You are viewing a plain text version of this content. The canonical link for it is here.
Posted to mapreduce-user@hadoop.apache.org by Henning Blohm <he...@zfabrik.de> on 2010/09/17 13:56:09 UTC

Too large class path for map reduce jobs

When running map reduce tasks in Hadoop I run into classpath issues.
Contrary to previous posts, my problem is not that I am missing classes
on the Task's class path (we have a perfect solution for that) but
rather find too many (e.g. ECJ classes or jetty).

The libs in HADOOP_HOME/lib seem to contain everything needed to run
anything in Hadoop which is, I assume, much more than is needed to run a
map reduce task.

Is there a doable way of taking just those needed for map reduce jobs
and have the class path for m/r tasks point to just those?

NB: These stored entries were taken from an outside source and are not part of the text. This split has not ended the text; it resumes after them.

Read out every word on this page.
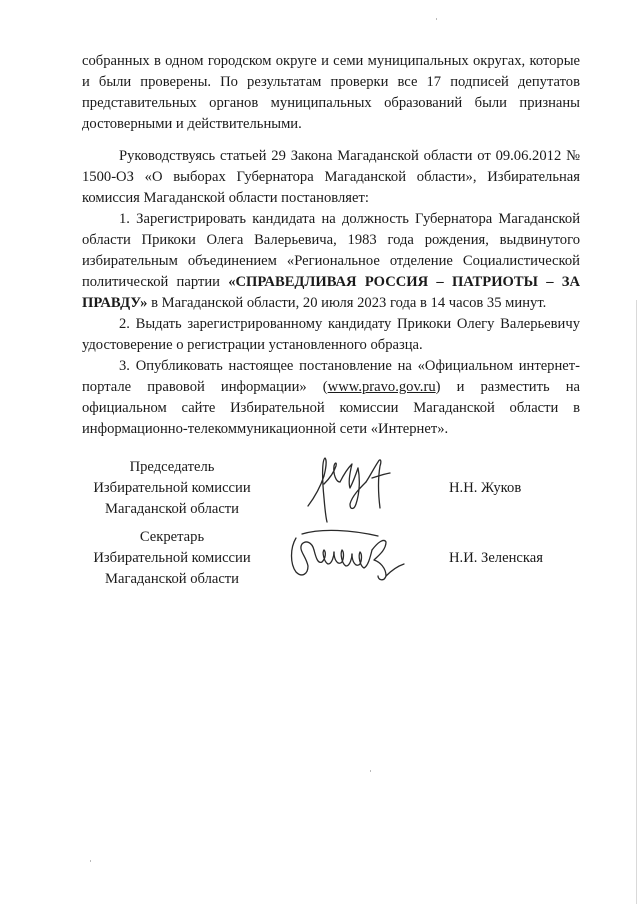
собранных в одном городском округе и семи муниципальных округах, которые и были проверены. По результатам проверки все 17 подписей депутатов представительных органов муниципальных образований были признаны достоверными и действительными.

Руководствуясь статьей 29 Закона Магаданской области от 09.06.2012 № 1500-ОЗ «О выборах Губернатора Магаданской области», Избирательная комиссия Магаданской области постановляет:

1. Зарегистрировать кандидата на должность Губернатора Магаданской области Прикоки Олега Валерьевича, 1983 года рождения, выдвинутого избирательным объединением «Региональное отделение Социалистической политической партии «СПРАВЕДЛИВАЯ РОССИЯ – ПАТРИОТЫ – ЗА ПРАВДУ» в Магаданской области, 20 июля 2023 года в 14 часов 35 минут.

2. Выдать зарегистрированному кандидату Прикоки Олегу Валерьевичу удостоверение о регистрации установленного образца.

3. Опубликовать настоящее постановление на «Официальном интернет-портале правовой информации» (www.pravo.gov.ru) и разместить на официальном сайте Избирательной комиссии Магаданской области в информационно-телекоммуникационной сети «Интернет».

Председатель
Избирательной комиссии
Магаданской области
Н.Н. Жуков
Секретарь
Избирательной комиссии
Магаданской области
Н.И. Зеленская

I.e.: What would that set of libs comprise and where to specify the
class path for m/r tasks?

Thanks,
  Henning


Re: Too large class path for map reduce jobs

Posted by Henning Blohm <he...@zfabrik.de>.
Not really. "Anything in Hadoop" was really meant to say just that. 

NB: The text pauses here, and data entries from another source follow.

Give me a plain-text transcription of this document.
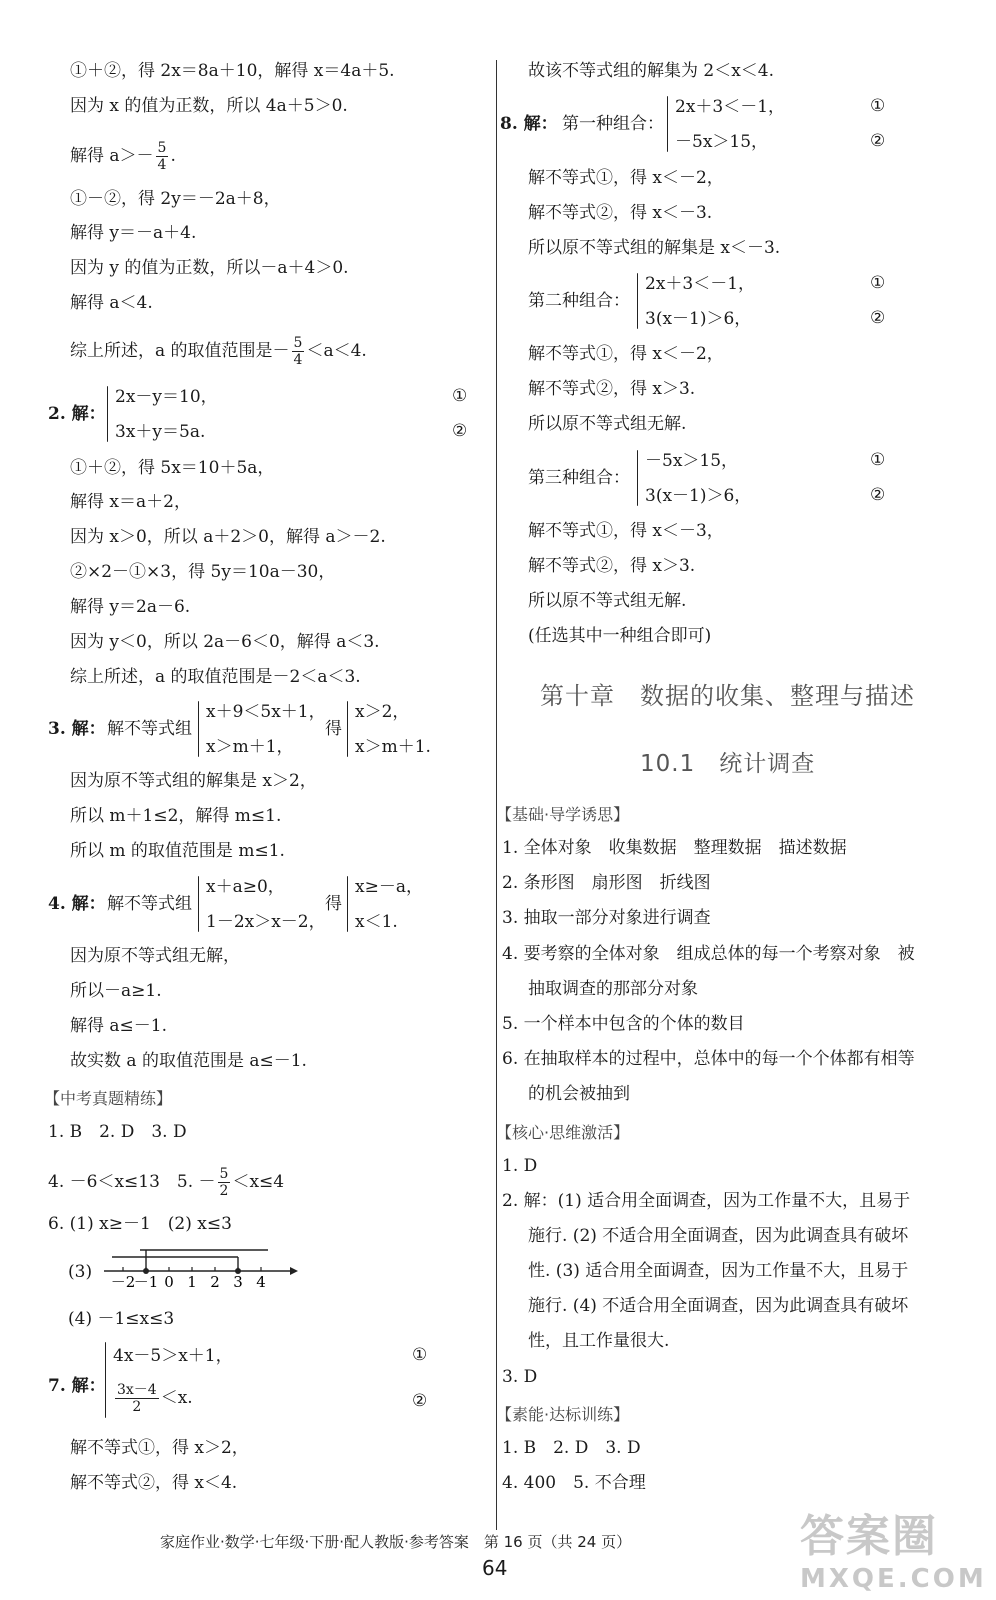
①＋②，得 2x＝8a＋10，解得 x＝4a＋5.
因为 x 的值为正数，所以 4a＋5＞0.
解得 $a>- \frac{5}{4}$ .
①－②，得 2y＝－2a＋8，
解得 y＝－a＋4.
因为 y 的值为正数，所以－a＋4＞0.
解得 a＜4.
综上所述，a 的取值范围是－ $\frac{5}{4} <a<4$.
2. 解：
2x－y＝10，
3x＋y＝5a.
①
②
①＋②，得 5x＝10＋5a，
解得 x＝a＋2，
因为 x＞0，所以 a＋2＞0，解得 a＞－2.
②×2－①×3，得 5y＝10a－30，
解得 y＝2a－6.
因为 y＜0，所以 2a－6＜0，解得 a＜3.
综上所述，a 的取值范围是－2＜a＜3.
3. 解： 解不等式组
x＋9＜5x＋1，
x＞m＋1，
得
x＞2，
x＞m＋1.
因为原不等式组的解集是 x＞2，
所以 m＋1≤2，解得 m≤1.
所以 m 的取值范围是 m≤1.
4. 解： 解不等式组
x＋a≥0，
1－2x＞x－2，
得
x≥－a，
x＜1.
因为原不等式组无解，
所以－a≥1.
解得 a≤－1.
故实数 a 的取值范围是 a≤－1.
【中考真题精练】
1. B　2. D　3. D
4. －6＜x≤13　5. － $\frac{5}{2} <x\le 4$
6. (1) x≥－1　(2) x≤3
(3) －2
－1 0 1 2 3 4
(4) －1≤x≤3
7. 解：
4x－5＞x＋1，
$\frac{3x-4}{2} <x$.
①
②
解不等式①，得 x＞2，
解不等式②，得 x＜4.
故该不等式组的解集为 2＜x＜4.
8. 解： 第一种组合：
2x＋3＜－1，
－5x＞15，
①
②
解不等式①，得 x＜－2，
解不等式②，得 x＜－3.
所以原不等式组的解集是 x＜－3.
第二种组合：
2x＋3＜－1，
3(x－1)＞6，
①
②
解不等式①，得 x＜－2，
解不等式②，得 x＞3.
所以原不等式组无解.
第三种组合：
－5x＞15，
3(x－1)＞6，
①
②
解不等式①，得 x＜－3，
解不等式②，得 x＞3.
所以原不等式组无解.
(任选其中一种组合即可)
第十章　数据的收集、整理与描述
10.1　统计调查
【基础·导学诱思】
1. 全体对象　收集数据　整理数据　描述数据
2. 条形图　扇形图　折线图
3. 抽取一部分对象进行调查
4. 要考察的全体对象　组成总体的每一个考察对象　被
抽取调查的那部分对象
5. 一个样本中包含的个体的数目
6. 在抽取样本的过程中，总体中的每一个个体都有相等
的机会被抽到
【核心·思维激活】
1. D
2. 解：(1) 适合用全面调查，因为工作量不大，且易于
施行. (2) 不适合用全面调查，因为此调查具有破坏
性. (3) 适合用全面调查，因为工作量不大，且易于
施行. (4) 不适合用全面调查，因为此调查具有破坏
性，且工作量很大.
3. D
【素能·达标训练】
1. B　2. D　3. D
4. 400　5. 不合理
家庭作业·数学·七年级·下册·配人教版·参考答案　第 16 页（共 24 页）
64
答案圈
MXQE.COM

The way we want to run tasks is with integrated provisioning of
everything needed (using www.z2-environment.eu ). So effectively a
Hadoop task loads the provisioning capability in process and then runs
the actual task implementation as provisioned (from another repository
actually), so that we do not need to have a special build process for
Hadoop Jobs.

However, everything on the class path of the hadoop task is visible to
the code of the z2 system and the task implementation and may lead to
conflict with other code. Specifically the Java compiler implementation
that is on the Hadoop class path (due to the use of Jasper) conflicts
with the one we use. That's why we would like to run Hadoop tasks
without unnecessary stuff (e.g. Jasper) on the class path.

Thanks,
  Henning

Am Freitag, den 17.09.2010, 16:01 +0000 schrieb Allen Wittenauer:

> On Sep 17, 2010, at 4:56 AM, Henning Blohm wrote:
> 
> > When running map reduce tasks in Hadoop I run into classpath issues. Contrary to previous posts, my problem is not that I am missing classes on the Task's class path (we have a perfect solution for that) but rather find too many (e.g. ECJ classes or jetty).
> 
> The fact that you mention:
> 
> > The libs in HADOOP_HOME/lib seem to contain everything needed to run anything in Hadoop which is, I assume, much more than is needed to run a map reduce task.
> 
> hints that your perfect solution is to throw all your custom stuff in lib.  If so, that's a huge mistake.  Use distributed cache instead.

Re: Too large class path for map reduce jobs

Posted by Allen Wittenauer <aw...@linkedin.com>.
On Sep 17, 2010, at 4:56 AM, Henning Blohm wrote:

> When running map reduce tasks in Hadoop I run into classpath issues. Contrary to previous posts, my problem is not that I am missing classes on the Task's class path (we have a perfect solution for that) but rather find too many (e.g. ECJ classes or jetty).

The fact that you mention:

> The libs in HADOOP_HOME/lib seem to contain everything needed to run anything in Hadoop which is, I assume, much more than is needed to run a map reduce task.

hints that your perfect solution is to throw all your custom stuff in lib.  If so, that's a huge mistake.  Use distributed cache instead.